BREAKINGNEWS.CO.ID  - Warga negara Korea Selatan berinisial DS (sebelumnya ditulis SD) merupakan petinggi di PT Arum Investment Indonesia, salah satu induk perusahaan Snowbay Waterpark di Taman Mini Indonesia Indah. DS resmi ditetapkan sebagai tersangka atas kasus penyalahgunaan narkotika. Bagaimana status hukum selanjutnya, DS kabarnya akan dirujuk ke Badan Narkotika Nasional Kota Jakarta Selatan. 

"Yang bersangkutan telah ditetakan sebagai tersangka," ucap Kasubdit Ditresnarkoba Polda Metro Jaya, Ajun Komisaris Besar Polisi Calvijn Simanjuntak di Polda Metro Jaya, Selasa (10/7/2018).

DS diassesment ke Badan Narkotika Nasional Kota (BNNK) Jakarta Selatan karena hanya terbukti diduga mengkonsumsi narkoba berdasarkan tes urinenya yang positif narkoba, tetapi belum ditemukan narkoba saat dia diciduk. "Sekarang kita lakukan. Hari ini saya serahkan ke BNNK. Nanti pas assesmentnya," kata Calvijn.

Perwira lulusan Akpol 1999 ini mengatakan sejauh pemeriksaan ini DS kooperatif. Dalam proses hukum yang menjerat seseorang tersangka dalam kasus narkoba ketika assesment dilakukan yang bersangkutan berarti harus menjalani proses reabilitasi. Proses rehabilitasi ini menempatkan seseorang yang tertangkap kasus narkoba akan menjalani perawatan di panti rehab narkoba yang ditentukan oleh BNNK. "Kalau tersangka ya tersangka tapi kita lakukan assessment nanti hasilnya (kemungkinan) rehab," kata Calvijn.

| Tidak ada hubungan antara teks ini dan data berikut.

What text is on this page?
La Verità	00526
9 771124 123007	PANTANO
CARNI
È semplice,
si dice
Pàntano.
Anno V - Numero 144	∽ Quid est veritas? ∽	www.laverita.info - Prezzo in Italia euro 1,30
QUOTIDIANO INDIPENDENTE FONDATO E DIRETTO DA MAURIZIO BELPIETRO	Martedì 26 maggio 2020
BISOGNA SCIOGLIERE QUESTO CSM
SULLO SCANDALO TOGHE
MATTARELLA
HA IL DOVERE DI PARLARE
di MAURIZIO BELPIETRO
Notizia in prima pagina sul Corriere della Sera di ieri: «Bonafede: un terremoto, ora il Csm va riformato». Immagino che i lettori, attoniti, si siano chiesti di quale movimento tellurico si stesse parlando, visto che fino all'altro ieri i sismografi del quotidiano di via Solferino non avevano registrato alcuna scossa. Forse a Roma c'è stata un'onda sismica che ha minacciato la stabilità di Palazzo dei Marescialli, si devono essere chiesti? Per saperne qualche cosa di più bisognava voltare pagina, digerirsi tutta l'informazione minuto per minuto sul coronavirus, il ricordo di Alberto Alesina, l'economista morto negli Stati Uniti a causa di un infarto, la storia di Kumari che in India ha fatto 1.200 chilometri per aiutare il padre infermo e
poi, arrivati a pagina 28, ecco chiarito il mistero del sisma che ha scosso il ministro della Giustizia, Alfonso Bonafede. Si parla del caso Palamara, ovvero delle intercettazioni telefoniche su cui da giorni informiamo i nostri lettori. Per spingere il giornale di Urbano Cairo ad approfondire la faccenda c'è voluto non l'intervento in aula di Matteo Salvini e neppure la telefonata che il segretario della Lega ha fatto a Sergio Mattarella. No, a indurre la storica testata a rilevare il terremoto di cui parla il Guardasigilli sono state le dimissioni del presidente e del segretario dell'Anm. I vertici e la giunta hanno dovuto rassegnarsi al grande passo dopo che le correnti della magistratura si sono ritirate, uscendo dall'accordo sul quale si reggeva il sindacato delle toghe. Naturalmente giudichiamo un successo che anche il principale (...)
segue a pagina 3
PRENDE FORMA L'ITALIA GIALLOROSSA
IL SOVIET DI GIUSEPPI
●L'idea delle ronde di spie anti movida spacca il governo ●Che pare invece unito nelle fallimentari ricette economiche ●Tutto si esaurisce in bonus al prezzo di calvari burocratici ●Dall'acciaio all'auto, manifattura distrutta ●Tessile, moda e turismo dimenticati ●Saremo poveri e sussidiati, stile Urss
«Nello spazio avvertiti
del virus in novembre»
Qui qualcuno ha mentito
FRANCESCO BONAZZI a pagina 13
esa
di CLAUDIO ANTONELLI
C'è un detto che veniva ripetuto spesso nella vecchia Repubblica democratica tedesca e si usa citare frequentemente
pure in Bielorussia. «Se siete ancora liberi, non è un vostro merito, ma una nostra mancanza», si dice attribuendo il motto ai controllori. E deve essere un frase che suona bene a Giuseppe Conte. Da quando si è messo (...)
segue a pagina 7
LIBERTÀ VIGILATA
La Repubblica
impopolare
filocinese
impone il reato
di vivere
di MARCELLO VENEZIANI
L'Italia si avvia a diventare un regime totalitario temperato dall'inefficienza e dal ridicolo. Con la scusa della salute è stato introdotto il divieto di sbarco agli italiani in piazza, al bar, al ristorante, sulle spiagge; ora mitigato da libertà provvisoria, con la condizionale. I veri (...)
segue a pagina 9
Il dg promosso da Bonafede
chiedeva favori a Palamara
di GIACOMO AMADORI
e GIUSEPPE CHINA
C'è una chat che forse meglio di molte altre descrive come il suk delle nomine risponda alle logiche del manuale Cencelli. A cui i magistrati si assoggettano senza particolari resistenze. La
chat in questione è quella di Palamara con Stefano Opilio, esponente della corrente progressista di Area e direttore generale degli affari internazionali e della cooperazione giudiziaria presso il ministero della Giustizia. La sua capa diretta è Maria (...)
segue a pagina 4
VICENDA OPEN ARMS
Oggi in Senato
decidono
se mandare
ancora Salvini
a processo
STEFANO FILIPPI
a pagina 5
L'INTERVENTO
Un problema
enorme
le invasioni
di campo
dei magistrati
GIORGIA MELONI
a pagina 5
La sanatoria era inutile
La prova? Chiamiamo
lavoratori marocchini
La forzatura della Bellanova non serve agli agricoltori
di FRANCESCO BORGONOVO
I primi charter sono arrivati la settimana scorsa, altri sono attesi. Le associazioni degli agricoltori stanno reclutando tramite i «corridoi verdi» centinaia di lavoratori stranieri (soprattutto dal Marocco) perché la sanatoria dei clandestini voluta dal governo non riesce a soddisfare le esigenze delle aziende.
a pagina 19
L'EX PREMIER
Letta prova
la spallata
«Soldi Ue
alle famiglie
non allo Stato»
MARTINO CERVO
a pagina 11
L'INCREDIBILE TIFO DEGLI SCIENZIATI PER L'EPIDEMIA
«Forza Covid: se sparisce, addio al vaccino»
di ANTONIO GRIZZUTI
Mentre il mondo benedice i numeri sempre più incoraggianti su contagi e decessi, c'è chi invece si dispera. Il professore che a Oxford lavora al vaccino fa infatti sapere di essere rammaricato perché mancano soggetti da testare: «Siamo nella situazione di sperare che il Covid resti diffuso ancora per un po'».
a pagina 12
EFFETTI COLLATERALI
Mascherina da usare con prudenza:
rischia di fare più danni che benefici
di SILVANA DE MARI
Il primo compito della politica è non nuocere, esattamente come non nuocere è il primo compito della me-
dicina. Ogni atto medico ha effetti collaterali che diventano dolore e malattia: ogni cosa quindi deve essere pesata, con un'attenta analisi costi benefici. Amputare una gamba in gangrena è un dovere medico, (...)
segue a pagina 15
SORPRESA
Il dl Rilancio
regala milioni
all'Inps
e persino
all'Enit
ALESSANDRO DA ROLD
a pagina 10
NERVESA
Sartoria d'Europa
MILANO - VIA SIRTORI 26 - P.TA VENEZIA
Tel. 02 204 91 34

Sebelumnya diberitakan, seorang Warga Negara Korea Selatan berinisial SD diciduk jajaran aparat Direktorat Reserse Narkoba Polda Metro Jaya Senin 9 Juli 2018 kemarin.

Dia diciduk di sebuah apartemen di kawasan Jakarta Selatan lantaran diduga terlibat kasus penyalahgunaan narkotika. DS merupakan bos Snowbay Waterpark di Taman Mini Indonesia Indah.

Penangkapan terhadap bos Snowbay di Taman Mini Indonesia ini dibenarkan oleh Direktur Reserse Narkoba Polda Metro Jaya Komisaris Besar Polisi Suwondo Nainggolan. Suwondo menyatakan kasusnya sedang ditangani Subdit I dipimpin AKBP Calvijn Simanjuntak. "Langsung aja ke pak Calvijn ya," ujarnya.